The Facts: Born in Pindon, Taiwan. Attended Oberlin Conservatory of Music and Manhattan School of Music. Studied with former Concertmaster Glenn Dicterow, former Philharmonic violinist Yoko Takebe, and Associate Principal, Second Violin Group, Lisa Kim; earlier studies with Roland and Almita Vamos, Julia Bushkova, and his father, Chung Chih Lu. Prior to the Philharmonic: concertmaster of the Verbier Orchestra, Pacific Music Festival, and other festival orchestras. At the Philharmonic: Joined in September 2004
Earliest musical memory: My father giving piano lessons — I was one or two years old. He put me in a swing next to him — that’s why I have all the piano études in my head!
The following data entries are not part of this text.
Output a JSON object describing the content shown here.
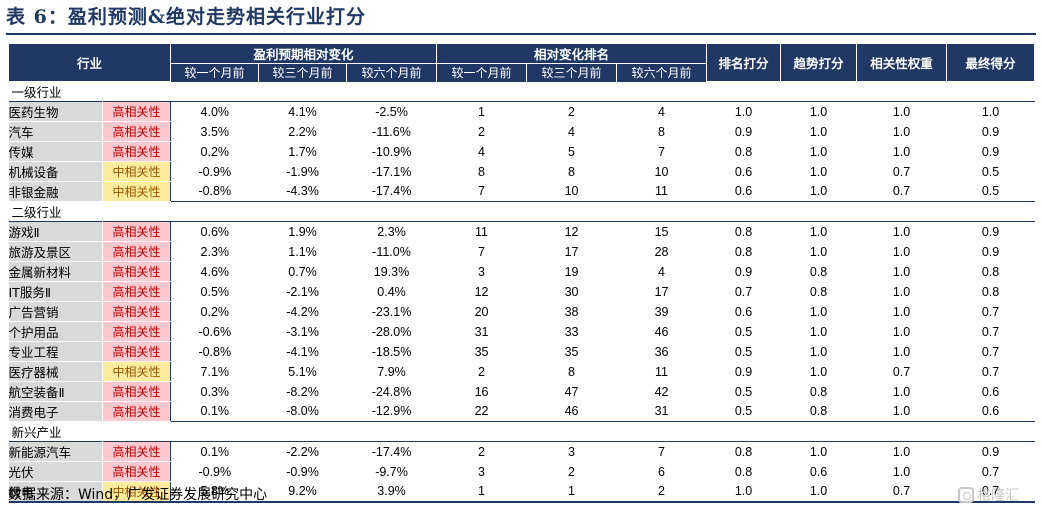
{
  "title": "表 6：盈利预测&绝对走势相关行业打分",
  "header": {
    "industry": "行业",
    "group_profit": "盈利预期相对变化",
    "group_rank": "相对变化排名",
    "rank_score": "排名打分",
    "trend_score": "趋势打分",
    "corr_weight": "相关性权重",
    "final_score": "最终得分",
    "periods": [
      "较一个月前",
      "较三个月前",
      "较六个月前"
    ]
  },
  "sections": [
    {
      "label": "一级行业",
      "rows": [
        {
          "name": "医药生物",
          "rel": "高相关性",
          "level": "high",
          "p1": "4.0%",
          "p3": "4.1%",
          "p6": "-2.5%",
          "r1": "1",
          "r3": "2",
          "r6": "4",
          "rank": "1.0",
          "trend": "1.0",
          "weight": "1.0",
          "final": "1.0"
        },
        {
          "name": "汽车",
          "rel": "高相关性",
          "level": "high",
          "p1": "3.5%",
          "p3": "2.2%",
          "p6": "-11.6%",
          "r1": "2",
          "r3": "4",
          "r6": "8",
          "rank": "0.9",
          "trend": "1.0",
          "weight": "1.0",
          "final": "0.9"
        },
        {
          "name": "传媒",
          "rel": "高相关性",
          "level": "high",
          "p1": "0.2%",
          "p3": "1.7%",
          "p6": "-10.9%",
          "r1": "4",
          "r3": "5",
          "r6": "7",
          "rank": "0.8",
          "trend": "1.0",
          "weight": "1.0",
          "final": "0.9"
        },
        {
          "name": "机械设备",
          "rel": "中相关性",
          "level": "mid",
          "p1": "-0.9%",
          "p3": "-1.9%",
          "p6": "-17.1%",
          "r1": "8",
          "r3": "8",
          "r6": "10",
          "rank": "0.6",
          "trend": "1.0",
          "weight": "0.7",
          "final": "0.5"
        },
        {
          "name": "非银金融",
          "rel": "中相关性",
          "level": "mid",
          "p1": "-0.8%",
          "p3": "-4.3%",
          "p6": "-17.4%",
          "r1": "7",
          "r3": "10",
          "r6": "11",
          "rank": "0.6",
          "trend": "1.0",
          "weight": "0.7",
          "final": "0.5"
        }
      ]
    },
    {
      "label": "二级行业",
      "rows": [
        {
          "name": "游戏Ⅱ",
          "rel": "高相关性",
          "level": "high",
          "p1": "0.6%",
          "p3": "1.9%",
          "p6": "2.3%",
          "r1": "11",
          "r3": "12",
          "r6": "15",
          "rank": "0.8",
          "trend": "1.0",
          "weight": "1.0",
          "final": "0.9"
        },
        {
          "name": "旅游及景区",
          "rel": "高相关性",
          "level": "high",
          "p1": "2.3%",
          "p3": "1.1%",
          "p6": "-11.0%",
          "r1": "7",
          "r3": "17",
          "r6": "28",
          "rank": "0.8",
          "trend": "1.0",
          "weight": "1.0",
          "final": "0.9"
        },
        {
          "name": "金属新材料",
          "rel": "高相关性",
          "level": "high",
          "p1": "4.6%",
          "p3": "0.7%",
          "p6": "19.3%",
          "r1": "3",
          "r3": "19",
          "r6": "4",
          "rank": "0.9",
          "trend": "0.8",
          "weight": "1.0",
          "final": "0.8"
        },
        {
          "name": "IT服务Ⅱ",
          "rel": "高相关性",
          "level": "high",
          "p1": "0.5%",
          "p3": "-2.1%",
          "p6": "0.4%",
          "r1": "12",
          "r3": "30",
          "r6": "17",
          "rank": "0.7",
          "trend": "0.8",
          "weight": "1.0",
          "final": "0.8"
        },
        {
          "name": "广告营销",
          "rel": "高相关性",
          "level": "high",
          "p1": "0.2%",
          "p3": "-4.2%",
          "p6": "-23.1%",
          "r1": "20",
          "r3": "38",
          "r6": "39",
          "rank": "0.6",
          "trend": "1.0",
          "weight": "1.0",
          "final": "0.7"
        },
        {
          "name": "个护用品",
          "rel": "高相关性",
          "level": "high",
          "p1": "-0.6%",
          "p3": "-3.1%",
          "p6": "-28.0%",
          "r1": "31",
          "r3": "33",
          "r6": "46",
          "rank": "0.5",
          "trend": "1.0",
          "weight": "1.0",
          "final": "0.7"
        },
        {
          "name": "专业工程",
          "rel": "高相关性",
          "level": "high",
          "p1": "-0.8%",
          "p3": "-4.1%",
          "p6": "-18.5%",
          "r1": "35",
          "r3": "35",
          "r6": "36",
          "rank": "0.5",
          "trend": "1.0",
          "weight": "1.0",
          "final": "0.7"
        },
        {
          "name": "医疗器械",
          "rel": "中相关性",
          "level": "mid",
          "p1": "7.1%",
          "p3": "5.1%",
          "p6": "7.9%",
          "r1": "2",
          "r3": "8",
          "r6": "11",
          "rank": "0.9",
          "trend": "1.0",
          "weight": "0.7",
          "final": "0.7"
        },
        {
          "name": "航空装备Ⅱ",
          "rel": "高相关性",
          "level": "high",
          "p1": "0.3%",
          "p3": "-8.2%",
          "p6": "-24.8%",
          "r1": "16",
          "r3": "47",
          "r6": "42",
          "rank": "0.5",
          "trend": "0.8",
          "weight": "1.0",
          "final": "0.6"
        },
        {
          "name": "消费电子",
          "rel": "高相关性",
          "level": "high",
          "p1": "0.1%",
          "p3": "-8.0%",
          "p6": "-12.9%",
          "r1": "22",
          "r3": "46",
          "r6": "31",
          "rank": "0.5",
          "trend": "0.8",
          "weight": "1.0",
          "final": "0.6"
        }
      ]
    },
    {
      "label": "新兴产业",
      "rows": [
        {
          "name": "新能源汽车",
          "rel": "高相关性",
          "level": "high",
          "p1": "0.1%",
          "p3": "-2.2%",
          "p6": "-17.4%",
          "r1": "2",
          "r3": "3",
          "r6": "7",
          "rank": "0.8",
          "trend": "1.0",
          "weight": "1.0",
          "final": "0.9"
        },
        {
          "name": "光伏",
          "rel": "高相关性",
          "level": "high",
          "p1": "-0.9%",
          "p3": "-0.9%",
          "p6": "-9.7%",
          "r1": "3",
          "r3": "2",
          "r6": "6",
          "rank": "0.8",
          "trend": "0.6",
          "weight": "1.0",
          "final": "0.7"
        },
        {
          "name": "绿电",
          "rel": "中相关性",
          "level": "mid",
          "p1": "5.8%",
          "p3": "9.2%",
          "p6": "3.9%",
          "r1": "1",
          "r3": "1",
          "r6": "2",
          "rank": "1.0",
          "trend": "1.0",
          "weight": "0.7",
          "final": "0.7"
        }
      ]
    }
  ],
  "source": "数据来源：Wind，广发证券发展研究中心",
  "watermark": "格隆汇"
}
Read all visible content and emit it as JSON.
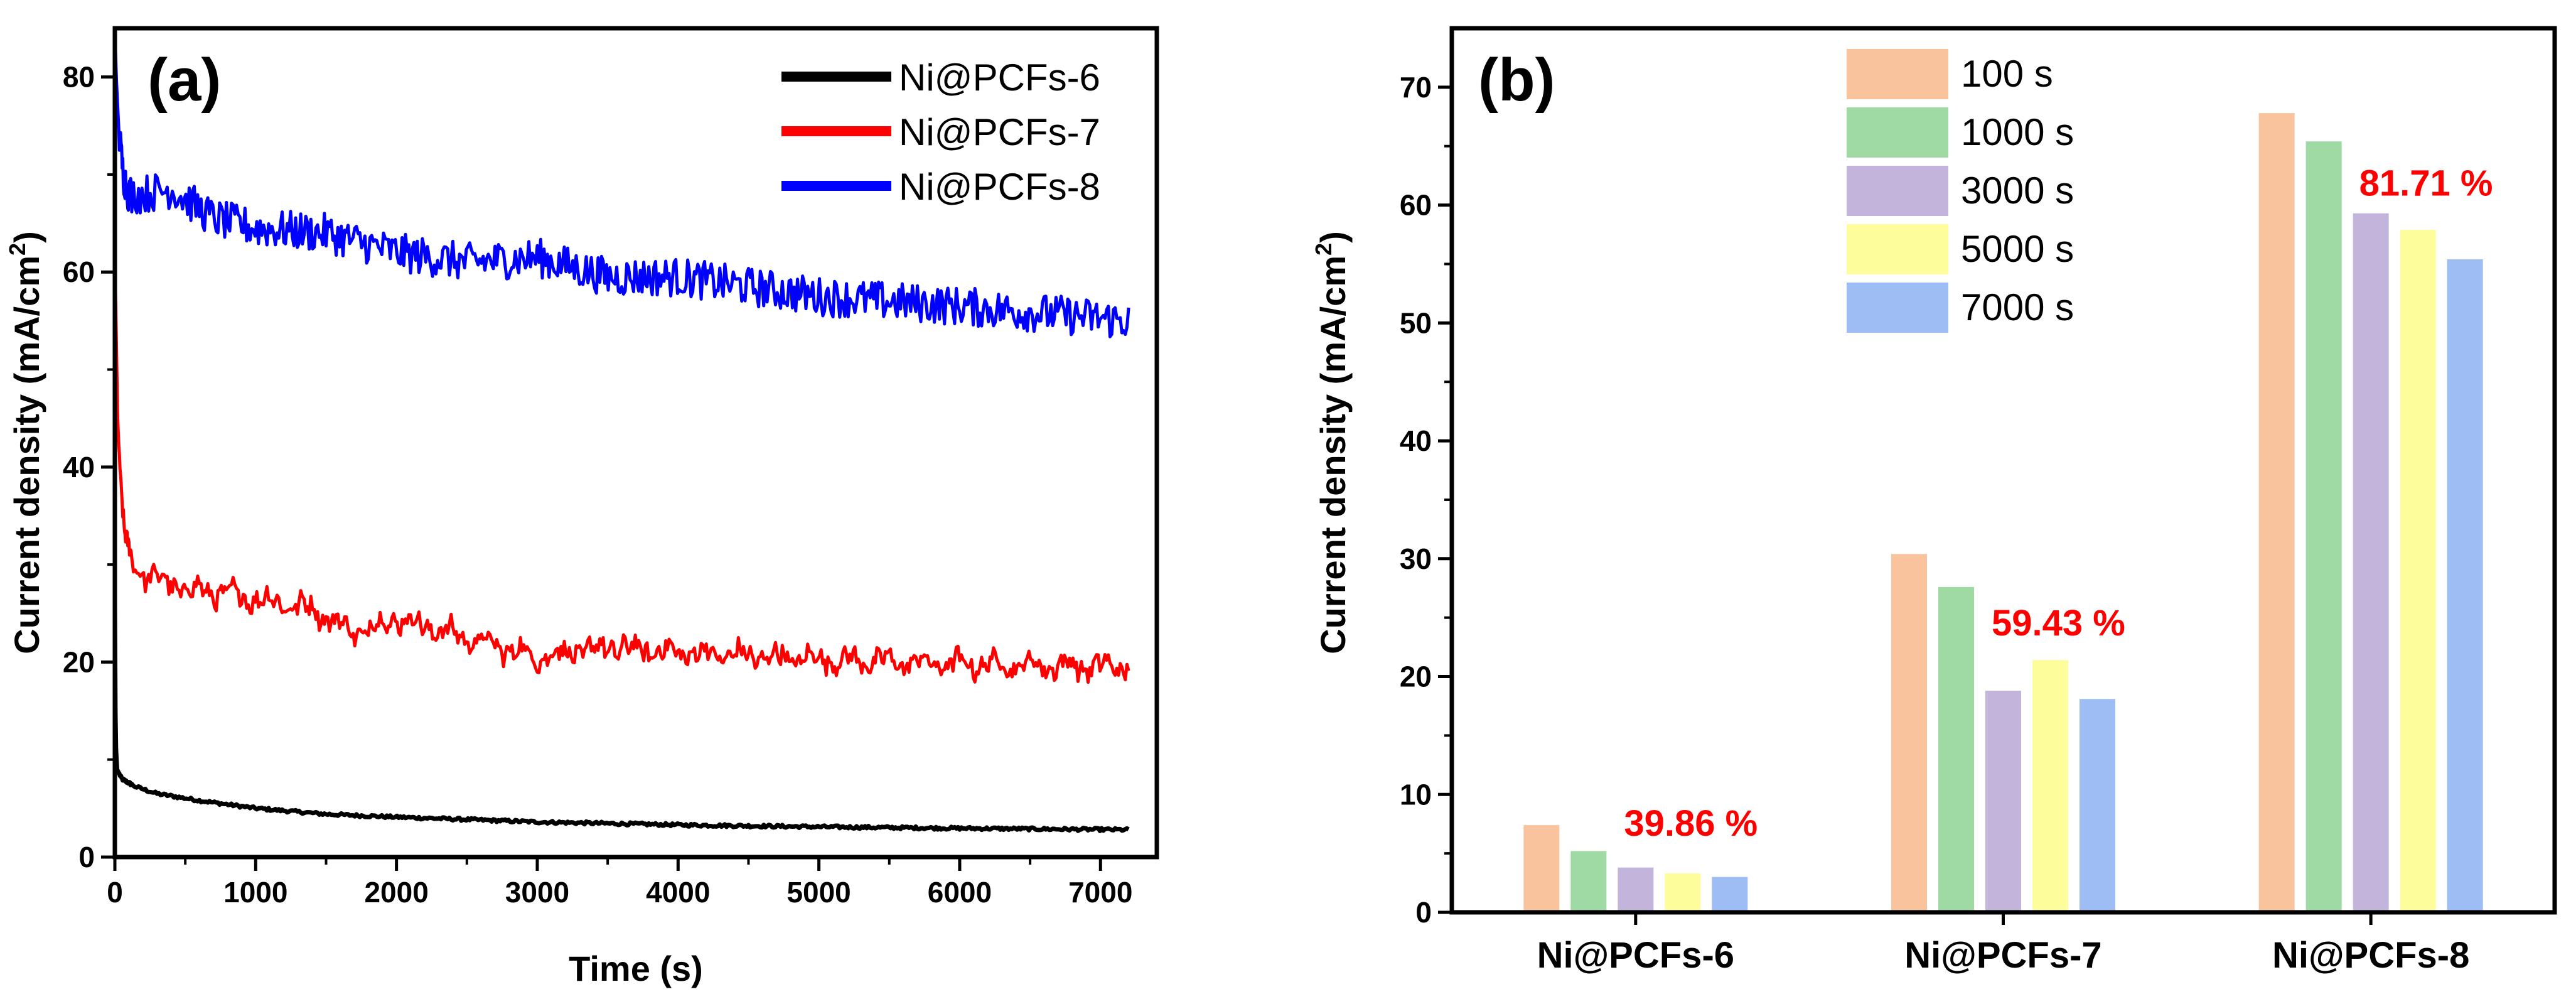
{
  "chart_data": [
    {
      "panel": "(a)",
      "type": "line",
      "xlabel": "Time (s)",
      "ylabel_main": "Current density (mA/cm",
      "ylabel_sup": "2",
      "ylabel_close": ")",
      "xlim": [
        0,
        7400
      ],
      "ylim": [
        0,
        85
      ],
      "xticks": [
        0,
        1000,
        2000,
        3000,
        4000,
        5000,
        6000,
        7000
      ],
      "yticks": [
        0,
        20,
        40,
        60,
        80
      ],
      "legend_position": "top-right",
      "series": [
        {
          "name": "Ni@PCFs-6",
          "color": "#000000",
          "noise": 0.15,
          "points": [
            [
              0,
              26
            ],
            [
              5,
              12
            ],
            [
              15,
              9
            ],
            [
              50,
              8
            ],
            [
              150,
              7.2
            ],
            [
              300,
              6.5
            ],
            [
              600,
              5.8
            ],
            [
              1000,
              5.0
            ],
            [
              1500,
              4.4
            ],
            [
              2000,
              4.1
            ],
            [
              3000,
              3.6
            ],
            [
              4000,
              3.3
            ],
            [
              5000,
              3.1
            ],
            [
              6000,
              2.95
            ],
            [
              7200,
              2.8
            ]
          ]
        },
        {
          "name": "Ni@PCFs-7",
          "color": "#ff0000",
          "noise": 0.9,
          "points": [
            [
              0,
              62
            ],
            [
              8,
              55
            ],
            [
              20,
              45
            ],
            [
              40,
              38
            ],
            [
              70,
              33
            ],
            [
              100,
              31
            ],
            [
              200,
              29
            ],
            [
              500,
              27.5
            ],
            [
              800,
              27
            ],
            [
              1000,
              26.5
            ],
            [
              1400,
              25.5
            ],
            [
              1700,
              23
            ],
            [
              2000,
              24.5
            ],
            [
              2500,
              22.5
            ],
            [
              3000,
              20.5
            ],
            [
              3500,
              21.5
            ],
            [
              4000,
              21.0
            ],
            [
              5000,
              20.3
            ],
            [
              6000,
              19.8
            ],
            [
              7200,
              19.5
            ]
          ]
        },
        {
          "name": "Ni@PCFs-8",
          "color": "#0000ff",
          "noise": 2.0,
          "points": [
            [
              0,
              85
            ],
            [
              10,
              80
            ],
            [
              30,
              74
            ],
            [
              60,
              70
            ],
            [
              100,
              68
            ],
            [
              200,
              68
            ],
            [
              400,
              68.5
            ],
            [
              700,
              65.5
            ],
            [
              1000,
              64.5
            ],
            [
              1500,
              64
            ],
            [
              2000,
              62
            ],
            [
              2500,
              61
            ],
            [
              3000,
              61.5
            ],
            [
              3500,
              59.5
            ],
            [
              4000,
              59.5
            ],
            [
              5000,
              57.5
            ],
            [
              6000,
              56.5
            ],
            [
              7200,
              55
            ]
          ]
        }
      ]
    },
    {
      "panel": "(b)",
      "type": "bar",
      "ylabel_main": "Current density (mA/cm",
      "ylabel_sup": "2",
      "ylabel_close": ")",
      "ylim": [
        0,
        75
      ],
      "yticks": [
        0,
        10,
        20,
        30,
        40,
        50,
        60,
        70
      ],
      "legend_position": "top-center",
      "categories": [
        "Ni@PCFs-6",
        "Ni@PCFs-7",
        "Ni@PCFs-8"
      ],
      "series": [
        {
          "name": "100 s",
          "color": "#f9c49d",
          "values": [
            7.4,
            30.4,
            67.8
          ]
        },
        {
          "name": "1000 s",
          "color": "#9fd9a4",
          "values": [
            5.2,
            27.6,
            65.4
          ]
        },
        {
          "name": "3000 s",
          "color": "#c2b4db",
          "values": [
            3.8,
            18.8,
            59.3
          ]
        },
        {
          "name": "5000 s",
          "color": "#fdfd9b",
          "values": [
            3.3,
            21.4,
            57.9
          ]
        },
        {
          "name": "7000 s",
          "color": "#9fbdf5",
          "values": [
            3.0,
            18.1,
            55.4
          ]
        }
      ],
      "annotations": [
        {
          "text": "39.86 %",
          "category": 0,
          "y": 6.5,
          "color": "#ff0000"
        },
        {
          "text": "59.43 %",
          "category": 1,
          "y": 23.5,
          "color": "#ff0000"
        },
        {
          "text": "81.71 %",
          "category": 2,
          "y": 60.8,
          "color": "#ff0000"
        }
      ]
    }
  ]
}
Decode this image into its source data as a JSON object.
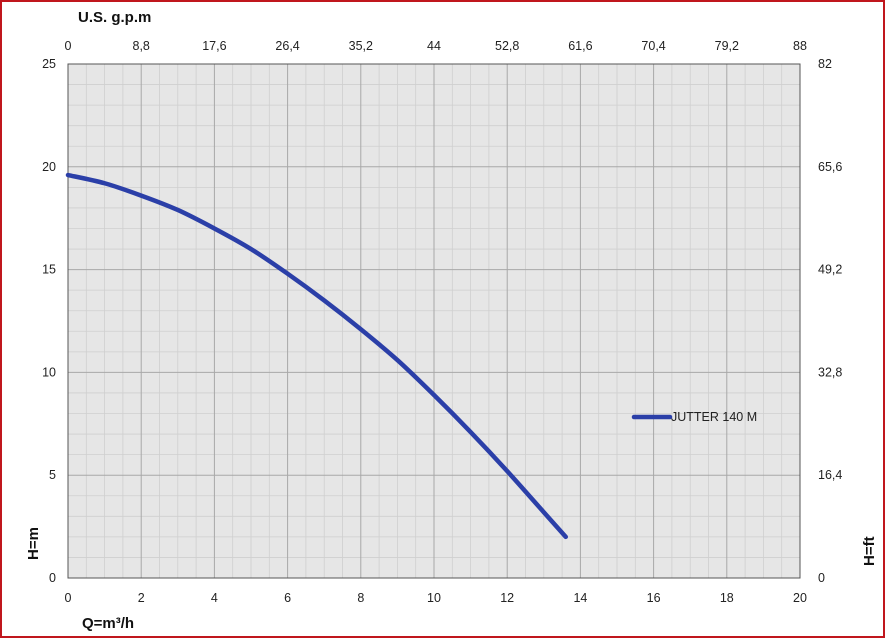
{
  "chart_data": {
    "type": "line",
    "x_bottom_label": "Q=m³/h",
    "x_top_label": "U.S. g.p.m",
    "y_left_label": "H=m",
    "y_right_label": "H=ft",
    "x_bottom_ticks": [
      "0",
      "2",
      "4",
      "6",
      "8",
      "10",
      "12",
      "14",
      "16",
      "18",
      "20"
    ],
    "x_top_ticks": [
      "0",
      "8,8",
      "17,6",
      "26,4",
      "35,2",
      "44",
      "52,8",
      "61,6",
      "70,4",
      "79,2",
      "88"
    ],
    "y_left_ticks": [
      "0",
      "5",
      "10",
      "15",
      "20",
      "25"
    ],
    "y_right_ticks": [
      "0",
      "16,4",
      "32,8",
      "49,2",
      "65,6",
      "82"
    ],
    "xlim": [
      0,
      20
    ],
    "ylim": [
      0,
      25
    ],
    "grid": true,
    "legend_position": "right-middle",
    "series": [
      {
        "name": "JUTTER 140 M",
        "color": "#2b3fa8",
        "x": [
          0,
          1,
          2,
          3,
          4,
          5,
          6,
          7,
          8,
          9,
          10,
          11,
          12,
          13,
          13.6
        ],
        "y": [
          19.6,
          19.2,
          18.6,
          17.9,
          17.0,
          16.0,
          14.8,
          13.5,
          12.1,
          10.6,
          8.9,
          7.1,
          5.2,
          3.2,
          2.0
        ]
      }
    ]
  }
}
I started the piano at four. Two years later I switched to violin when my father started getting more violin students — I wanted to do it, too.
What was it like growing up in Taiwan as a musician? I started music school in the third grade. There were competitions from the fourth grade on. I won top prize in the Taiwan National Violin Competition, but there were constant exams, and I didn’t have time to practice. In 1997, when I was 17, I came to the US to the Interlochen Arts Academy. It was not my intention to leave my family, but I wanted to focus on violin.
Who were your most important mentors? My father, who provided a constant musical environment for me, although he never pressured me; Almita Vamos at Oberlin, who taught me the fundamentals I didn’t have in Taiwan and encouraged me to pursue my goal; and Glenn Dicterow, who let me go with my own style and gave me confidence and musical freedom.
Most memorable moments with the Orchestra: Maazel conducting Stravinsky’s The Rite of Spring. I had played it so many times, and this performance was unique and powerful. Also, Mahler’s Third Symphony with Maazel; the Brahms Second with Muti; and Beethoven’s Ninth with Masur.
Has your playing changed since you joined the Philharmonic? Yes! I have to say that being surrounded by some of the greatest musicians in the country constantly gives me this urge to improve myself and to explore deeper meanings in performing music for an audience. It’s truly a blessing, and I try to observe the differences in my music-making throughout the years with a sense of gratitude.
What do you do in your free time? I enjoy spending time with my family whenever I am not at work. My wife and I have a daughter (just turned five) and a son (almost two). They really keep us busy, but at the same time bring so much joy into our lives. We also try to introduce to them the wonderful things in music, just like my father did for me.